BlackRock has supported nearly two thirds of proposals “related to racial equity assessments” since 2021, Holder wrote. Even so, he continued, it should “strengthen [the] consistency” of its votes.
There are nonetheless signs that the audits won’t be long for the post-affirmative action world. Senator Tom Cotton (R., Ark.) warned 51 law firms this month that Congress could investigate them for blessing illegal diversity programs, a threat that followed demands by 13 Republican attorneys general for Fortune 100 companies to scrap their race-based hiring practices.
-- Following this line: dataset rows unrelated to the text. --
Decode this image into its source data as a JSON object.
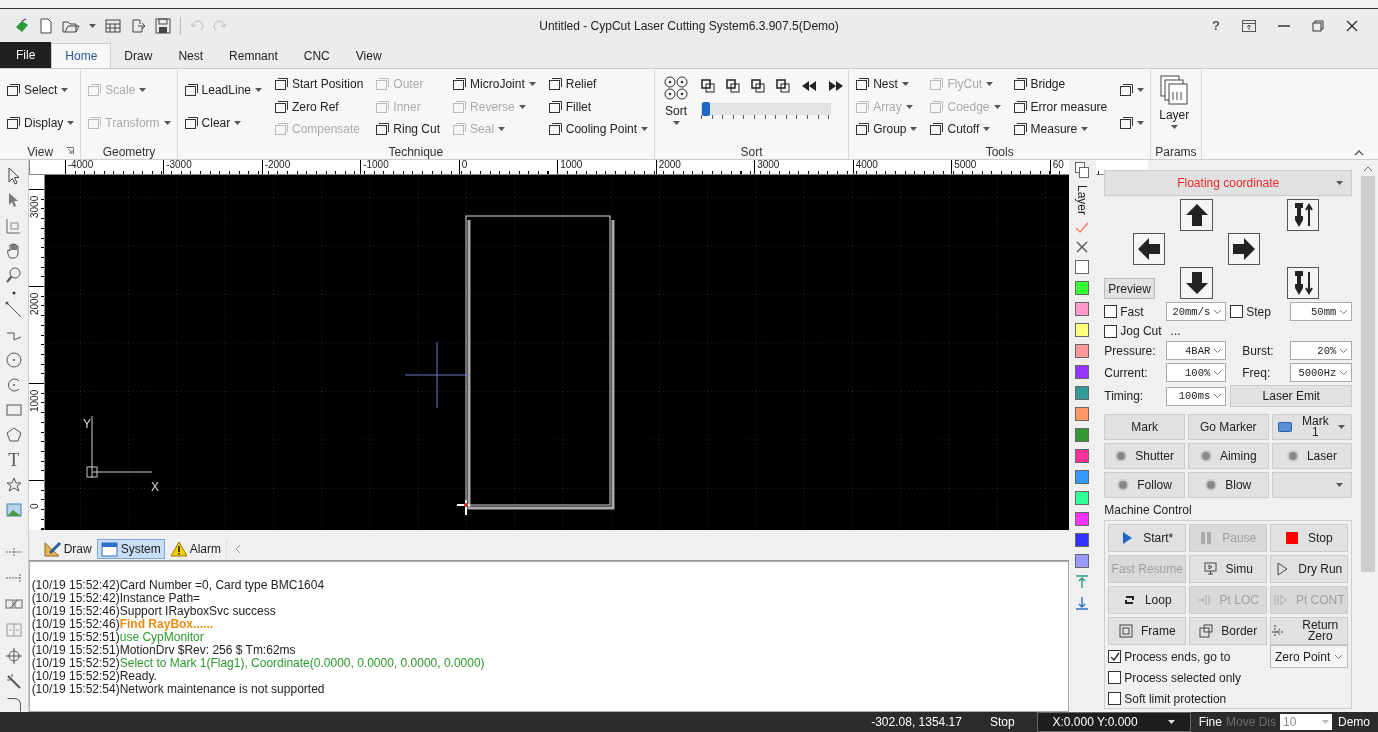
{
  "title_bar": {
    "title": "Untitled - CypCut Laser Cutting System6.3.907.5(Demo)",
    "help": "?"
  },
  "menu_tabs": [
    {
      "label": "File",
      "kind": "file",
      "selected": false
    },
    {
      "label": "Home",
      "kind": "tab",
      "selected": true
    },
    {
      "label": "Draw",
      "kind": "tab",
      "selected": false
    },
    {
      "label": "Nest",
      "kind": "tab",
      "selected": false
    },
    {
      "label": "Remnant",
      "kind": "tab",
      "selected": false
    },
    {
      "label": "CNC",
      "kind": "tab",
      "selected": false
    },
    {
      "label": "View",
      "kind": "tab",
      "selected": false
    }
  ],
  "ribbon": {
    "groups": [
      {
        "label": "View",
        "kind": "columns",
        "launcher": true,
        "columns": [
          [
            {
              "label": "Select",
              "dropdown": true,
              "disabled": false
            },
            {
              "label": "Display",
              "dropdown": true,
              "disabled": false
            }
          ]
        ]
      },
      {
        "label": "Geometry",
        "kind": "columns",
        "columns": [
          [
            {
              "label": "Scale",
              "dropdown": true,
              "disabled": true
            },
            {
              "label": "Transform",
              "dropdown": true,
              "disabled": true
            }
          ]
        ]
      },
      {
        "label": "Technique",
        "kind": "columns",
        "columns": [
          [
            {
              "label": "LeadLine",
              "dropdown": true,
              "disabled": false
            },
            {
              "label": "Clear",
              "dropdown": true,
              "disabled": false
            }
          ],
          [
            {
              "label": "Start Position",
              "dropdown": false,
              "disabled": false
            },
            {
              "label": "Zero Ref",
              "dropdown": false,
              "disabled": false
            },
            {
              "label": "Compensate",
              "dropdown": false,
              "disabled": true
            }
          ],
          [
            {
              "label": "Outer",
              "dropdown": false,
              "disabled": true
            },
            {
              "label": "Inner",
              "dropdown": false,
              "disabled": true
            },
            {
              "label": "Ring Cut",
              "dropdown": false,
              "disabled": false
            }
          ],
          [
            {
              "label": "MicroJoint",
              "dropdown": true,
              "disabled": false
            },
            {
              "label": "Reverse",
              "dropdown": true,
              "disabled": true
            },
            {
              "label": "Seal",
              "dropdown": true,
              "disabled": true
            }
          ],
          [
            {
              "label": "Relief",
              "dropdown": false,
              "disabled": false
            },
            {
              "label": "Fillet",
              "dropdown": false,
              "disabled": false
            },
            {
              "label": "Cooling Point",
              "dropdown": true,
              "disabled": false
            }
          ]
        ]
      },
      {
        "label": "Sort",
        "kind": "sort",
        "button": "Sort",
        "slider": {
          "level": 0
        }
      },
      {
        "label": "Tools",
        "kind": "columns",
        "columns": [
          [
            {
              "label": "Nest",
              "dropdown": true,
              "disabled": false
            },
            {
              "label": "Array",
              "dropdown": true,
              "disabled": true
            },
            {
              "label": "Group",
              "dropdown": true,
              "disabled": false
            }
          ],
          [
            {
              "label": "FlyCut",
              "dropdown": true,
              "disabled": true
            },
            {
              "label": "Coedge",
              "dropdown": true,
              "disabled": true
            },
            {
              "label": "Cutoff",
              "dropdown": true,
              "disabled": false
            }
          ],
          [
            {
              "label": "Bridge",
              "dropdown": false,
              "disabled": false
            },
            {
              "label": "Error measure",
              "dropdown": false,
              "disabled": false
            },
            {
              "label": "Measure",
              "dropdown": true,
              "disabled": false
            }
          ],
          [
            {
              "dropdown": true,
              "disabled": false
            },
            {
              "dropdown": true,
              "disabled": false
            }
          ]
        ]
      },
      {
        "label": "Params",
        "kind": "large",
        "button": "Layer"
      }
    ]
  },
  "left_toolbar": {
    "text_tool": "T"
  },
  "ruler": {
    "horizontal": [
      "-4000",
      "-3000",
      "-2000",
      "-1000",
      "0",
      "1000",
      "2000",
      "3000",
      "4000",
      "5000",
      "60"
    ],
    "vertical": [
      "3000",
      "2000",
      "1000",
      "0"
    ]
  },
  "canvas": {
    "y_axis_label": "Y",
    "x_axis_label": "X"
  },
  "log_tabs": [
    {
      "label": "Draw",
      "kind": "draw",
      "selected": false
    },
    {
      "label": "System",
      "kind": "system",
      "selected": true
    },
    {
      "label": "Alarm",
      "kind": "alarm",
      "selected": false
    }
  ],
  "log": [
    {
      "time": "(10/19 15:52:42)",
      "message": "Card Number =0, Card type BMC1604",
      "kind": "info"
    },
    {
      "time": "(10/19 15:52:42)",
      "message": "Instance Path=",
      "kind": "info"
    },
    {
      "time": "(10/19 15:52:46)",
      "message": "Support IRayboxSvc success",
      "kind": "info"
    },
    {
      "time": "(10/19 15:52:46)",
      "message": "Find RayBox......",
      "kind": "warning"
    },
    {
      "time": "(10/19 15:52:51)",
      "message": "use CypMonitor",
      "kind": "success"
    },
    {
      "time": "(10/19 15:52:51)",
      "message": "MotionDrv $Rev: 256 $ Tm:62ms",
      "kind": "info"
    },
    {
      "time": "(10/19 15:52:52)",
      "message": "Select to Mark 1(Flag1), Coordinate(0.0000, 0.0000, 0.0000, 0.0000)",
      "kind": "success"
    },
    {
      "time": "(10/19 15:52:52)",
      "message": "Ready.",
      "kind": "info"
    },
    {
      "time": "(10/19 15:52:54)",
      "message": "Network maintenance is not supported",
      "kind": "info"
    }
  ],
  "layers": {
    "label": "Layer",
    "items": [
      {
        "color": "#ffffff"
      },
      {
        "color": "#33ff33"
      },
      {
        "color": "#ff99cc"
      },
      {
        "color": "#ffff80"
      },
      {
        "color": "#ff9999"
      },
      {
        "color": "#9933ff"
      },
      {
        "color": "#339999"
      },
      {
        "color": "#ff9966"
      },
      {
        "color": "#339933"
      },
      {
        "color": "#ff3399"
      },
      {
        "color": "#3399ff"
      },
      {
        "color": "#33ff99"
      },
      {
        "color": "#ff33ff"
      },
      {
        "color": "#3333ff"
      },
      {
        "color": "#9999ff"
      }
    ]
  },
  "control_panel": {
    "coordinate_mode": "Floating coordinate",
    "preview_button": "Preview",
    "speed_row": [
      {
        "label": "Fast",
        "checked": false,
        "value": "20mm/s"
      },
      {
        "label": "Step",
        "checked": false,
        "value": "50mm"
      }
    ],
    "jog_cut": {
      "label": "Jog Cut",
      "checked": false,
      "more": "..."
    },
    "params": [
      {
        "label": "Pressure:",
        "value": "4BAR"
      },
      {
        "label": "Burst:",
        "value": "20%"
      },
      {
        "label": "Current:",
        "value": "100%"
      },
      {
        "label": "Freq:",
        "value": "5000Hz"
      },
      {
        "label": "Timing:",
        "value": "100ms"
      }
    ],
    "laser_emit_button": "Laser Emit",
    "marker_buttons": [
      {
        "label": "Mark",
        "kind": "button"
      },
      {
        "label": "Go Marker",
        "kind": "button"
      },
      {
        "label": "Mark 1",
        "kind": "dropdown"
      }
    ],
    "io_buttons": [
      {
        "label": "Shutter",
        "on": false
      },
      {
        "label": "Aiming",
        "on": false
      },
      {
        "label": "Laser",
        "on": false
      },
      {
        "label": "Follow",
        "on": false
      },
      {
        "label": "Blow",
        "on": false
      }
    ],
    "machine_control": {
      "title": "Machine Control",
      "buttons": [
        {
          "label": "Start*",
          "kind": "start",
          "disabled": false
        },
        {
          "label": "Pause",
          "kind": "pause",
          "disabled": true
        },
        {
          "label": "Stop",
          "kind": "stop",
          "disabled": false
        },
        {
          "label": "Fast Resume",
          "kind": "plain",
          "disabled": true
        },
        {
          "label": "Simu",
          "kind": "simu",
          "disabled": false
        },
        {
          "label": "Dry Run",
          "kind": "dry_run",
          "disabled": false
        },
        {
          "label": "Loop",
          "kind": "loop",
          "disabled": false
        },
        {
          "label": "Pt LOC",
          "kind": "pt_loc",
          "disabled": true
        },
        {
          "label": "Pt CONT",
          "kind": "pt_cont",
          "disabled": true
        },
        {
          "label": "Frame",
          "kind": "frame",
          "disabled": false
        },
        {
          "label": "Border",
          "kind": "border",
          "disabled": false
        },
        {
          "label": "Return Zero",
          "kind": "return_zero",
          "disabled": false
        }
      ],
      "options": [
        {
          "label": "Process ends, go to",
          "checked": true
        },
        {
          "label": "Process selected only",
          "checked": false
        },
        {
          "label": "Soft limit protection",
          "checked": false
        }
      ],
      "end_target": "Zero Point"
    }
  },
  "status_bar": {
    "coordinates": "-302.08, 1354.17",
    "state": "Stop",
    "position": "X:0.000 Y:0.000",
    "precision": "Fine",
    "move_dis": {
      "label": "Move Dis",
      "value": "10",
      "disabled": true
    },
    "mode": "Demo"
  }
}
“If you choose not to do so,” the officials wrote in letters to companies, “know that you will be held accountable.”
Covington itself read clients the riot act in the wake of the High Court’s decision, issuing a client alert that was far less sanguine about racial preferences than its audits have been. Quoting an article by Lucas—the Equal Employment Opportunity Commissioner who warned against the sort of policies Holder blessed—the firm encouraged employers to ”take a hard look” at their diversity programs.
“‘[R]ace-restricted internships, race-restricted mentoring, [and] race-focused promotion decisions,’” Covington said, “may already be ‘violating the law.’”
Editor’s Note: The Free Beacon is a Covington & Burling client. The Free Beacon has not had the firm conduct a racial equity audit.